Türkiye’de müzik ve popüler kültür tarihine aşina olmamızı bir hayli kolaylaştırmasıyla minnettar olduğum Derya Bengi, 70’li yılları anlattığı harika kitabında bu albümün, Moğollar’ın özgür bir biçimde özgünleşmesi anlamındaki değerini şu cümlelerle ifade ediyor: “…bu sefer mevcut halk ezgilerini çokseslendirmek yerine özgün çoksesli halk ezgileri dünyaya getirmekti esas olan.” Bengi’ye göre Moğollar, birlikte çalıştığı Barış Manço ve Cem Karaca gibi isimlerin şarkılarında harika işler ortaya koyuyordu ama grubun, yıldız bir sanatçıya ya da bildiğimiz halk ezgilerine bağlı kalmadan güçlü ve özgün bir müzik ortaya koyması bakımından Düm-Tek albümü özel bir yere sahipti.[1] Albümdeki bazı parçalar, Düm-Tek’in bu yönünü bir hayli ön plana çıkarıyor. İşte albümü özel kılan detaylar:

Gezgin Parça 7/8–9/8: Bu maddeyi isimlendirirken çok zorlandım ama “gezgin” kelimesi galiba tarif ettiğim şeye en yakını. Hani hayatınızı, özellikle de karakterinizin şekillendiği gençlik yıllarınızı farklı ortamlarda, farklı şehirlerde ve hatta belki de farklı ülkelerde vakitler geçirerek sürdürürsünüz; bunun sonucunda da kendinize kültürel geçişlere yatkınlık ve geniş bir bakış açısı gibi yetenekleri kazandırsınız ya… İşte bu albümde öyle bir lezzet var. Örneğin 7/8–9/8’i dinlediğimizde isminde bile bizim müziğimize yönelik bir anlam çıkan, ön plandaki enstrümanı kısa sap bağlamanın yakın akrabası olan cura olan bir parça ile karşılaşıyoruz. Şarkının ritminin ve ana melodisinin baş aktörleri de Türk müzisyenler. Ancak, bütün bunların yanında yerel unsurların başrolde olmasına rağmen bir parçanın evrensellik tanımına bu kadar uygun olup, adeta “yöresiz” bir niteliğe sahip olduğu kaç tane parça biliyoruz? Hani burada elimize bağlama alıp yabancı bir müziği çalarak evrenselleşmekten ya da batılı geleneği temsil eden enstrümanlar ile türkü çalmaktan bahsetmiyoruz; ortaya sıfırdan, özgün bir eser koymaktan bahsediyoruz. Çocuksu ve muzip hissiyatı ile eski filmlerden de hatırladığımız parça, muhtemelen albümde emeği geçen ve şarkının introsunu çalan Shollet ve Petiter’in de etkisiyle katkılarıyla bir hayli farklı bir kimliğe sahip. Üzerine konuşmak, beyin fırtınası yapmak konusunda çok hevesli olduğum bir parça ama kelime dağarcığım çok azını karşılayabiliyor. Ancak, ritimler konusunda o kadar iddialı yorum yapmak istemesem de dünya ile etkileşim olanaklarının çok daha zayıf olduğu yıllarda memleketimizin curasını, yörsel bir motif olmaktan çıkarıp bir dünya enstrümanı gibi icra etmiş olmak ciddi bir saygıyı hak ediyor. 7/8–9/8 bugün bile Moğollar konserlerinin değişmez parçalarından biri.

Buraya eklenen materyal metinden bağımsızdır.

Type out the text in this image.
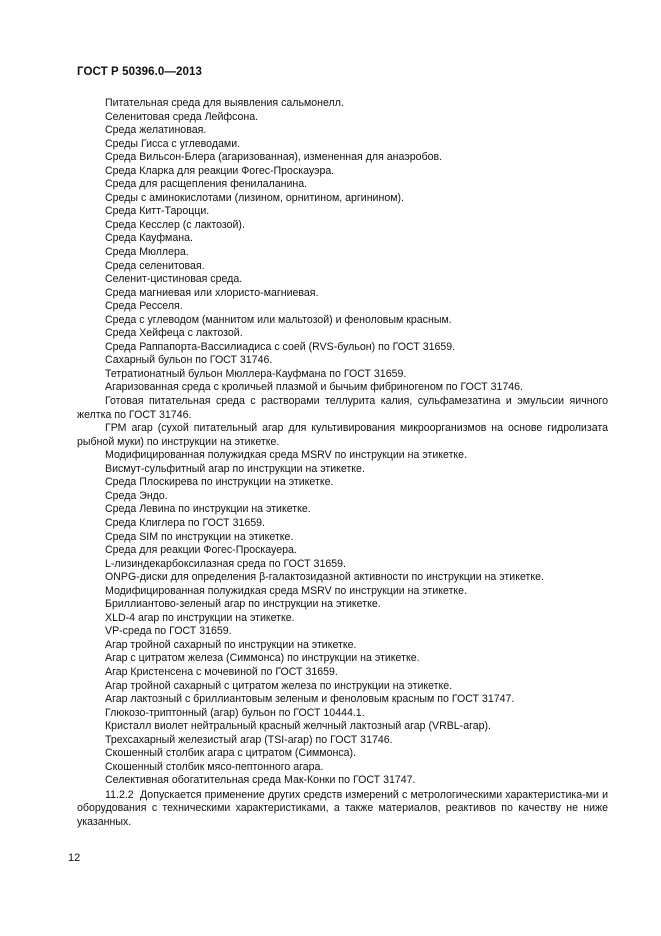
ГОСТ Р 50396.0—2013
Питательная среда для выявления сальмонелл.
Селенитовая среда Лейфсона.
Среда желатиновая.
Среды Гисса с углеводами.
Среда Вильсон-Блера (агаризованная), измененная для анаэробов.
Среда Кларка для реакции Фогес-Проскауэра.
Среда для расщепления фенилаланина.
Среды с аминокислотами (лизином, орнитином, аргинином).
Среда Китт-Тароцци.
Среда Кесслер (с лактозой).
Среда Кауфмана.
Среда Мюллера.
Среда селенитовая.
Селенит-цистиновая среда.
Среда магниевая или хлористо-магниевая.
Среда Ресселя.
Среда с углеводом (маннитом или мальтозой) и феноловым красным.
Среда Хейфеца с лактозой.
Среда Раппапорта-Вассилиадиса с соей (RVS-бульон) по ГОСТ 31659.
Сахарный бульон по ГОСТ 31746.
Тетратионатный бульон Мюллера-Кауфмана по ГОСТ 31659.
Агаризованная среда с кроличьей плазмой и бычьим фибриногеном по ГОСТ 31746.
Готовая питательная среда с растворами теллурита калия, сульфамезатина и эмульсии яичного желтка по ГОСТ 31746.
ГРМ агар (сухой питательный агар для культивирования микроорганизмов на основе гидролизата рыбной муки) по инструкции на этикетке.
Модифицированная полужидкая среда MSRV по инструкции на этикетке.
Висмут-сульфитный агар по инструкции на этикетке.
Среда Плоскирева по инструкции на этикетке.
Среда Эндо.
Среда Левина по инструкции на этикетке.
Среда Клиглера по ГОСТ 31659.
Среда SIM по инструкции на этикетке.
Среда для реакции Фогес-Проскауера.
L-лизиндекарбоксилазная среда по ГОСТ 31659.
ONPG-диски для определения β-галактозидазной активности по инструкции на этикетке.
Модифицированная полужидкая среда MSRV по инструкции на этикетке.
Бриллиантово-зеленый агар по инструкции на этикетке.
XLD-4 агар по инструкции на этикетке.
VP-среда по ГОСТ 31659.
Агар тройной сахарный по инструкции на этикетке.
Агар с цитратом железа (Симмонса) по инструкции на этикетке.
Агар Кристенсена с мочевиной по ГОСТ 31659.
Агар тройной сахарный с цитратом железа по инструкции на этикетке.
Агар лактозный с бриллиантовым зеленым и феноловым красным по ГОСТ 31747.
Глюкозо-триптонный (агар) бульон по ГОСТ 10444.1.
Кристалл виолет нейтральный красный желчный лактозный агар (VRBL-агар).
Трехсахарный железистый агар (TSI-агар) по ГОСТ 31746.
Скошенный столбик агара с цитратом (Симмонса).
Скошенный столбик мясо-пептонного агара.
Селективная обогатительная среда Мак-Конки по ГОСТ 31747.
11.2.2 Допускается применение других средств измерений с метрологическими характеристика-ми и оборудования с техническими характеристиками, а также материалов, реактивов по качеству не ниже указанных.
12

7/8–9/8 bugün bile her konserde çalınıyor. Cahit Berkay’ın cura ile çaldığı en güzel parçalardan biri.

“Rüyadaki Sesler” Hissiyatı: Jazz Semai albümünde Rüyadaki Sesler parçasını, geçtiğimiz haftalarda yazdığım yazıda konuştuk. Yüksek izninizle ben bu parçanın ismini, Düm-Tek albümündeki bazı şarkılar için benzetme olarak kullanacağım. Şark Yolu’nun ilk dakikasının sonlarında başlayan bölüm, basların ve klavyenin çivi gibi kulaklarımızın pasına pasına çakıldığı anlar yaşatıyor. Bu anları, albümde çokça kez tekrar eden “gerçeküstülük” hissiyatı ile tarif edebilirim. Türk baskısında Şark Yolu’ndan sonraki parça olan Kapalı Çarşı’da Cahit Berkay’ın kemençe çalış biçimi; gaipten gelen sesler ya da ancak bilincimizin bulanık olduğu anlardaki algılayış şeklimizle duyduğumuz sesler gibi. Bu parçaları tarif ederken cümleleri o kadar zor kuruyorum ki umarım anlayış gösterirsiniz. Gerçekten sürreal melodiler ve sesler dinliyoruz. Zira Kapalı Çarşı’da kemençelerle birlikte yürüyen klavye melodilerinin tonu da insanı tatlı bir çocukluk uykusunda hissettiriyor. Çocukken zihnimiz daha berrak olduğu halde birçok şeyi bilgi birikimimiz ve kelime dağarcığımız zayıf olduğu için nispeten yarım yamalak anlayıp yıllar geçtikçe de hayal meyal hatırladığımız için bize böyle hisler yaşatan bir albümü algılama konusunda da dumur olmamızı normal karşılıyorum.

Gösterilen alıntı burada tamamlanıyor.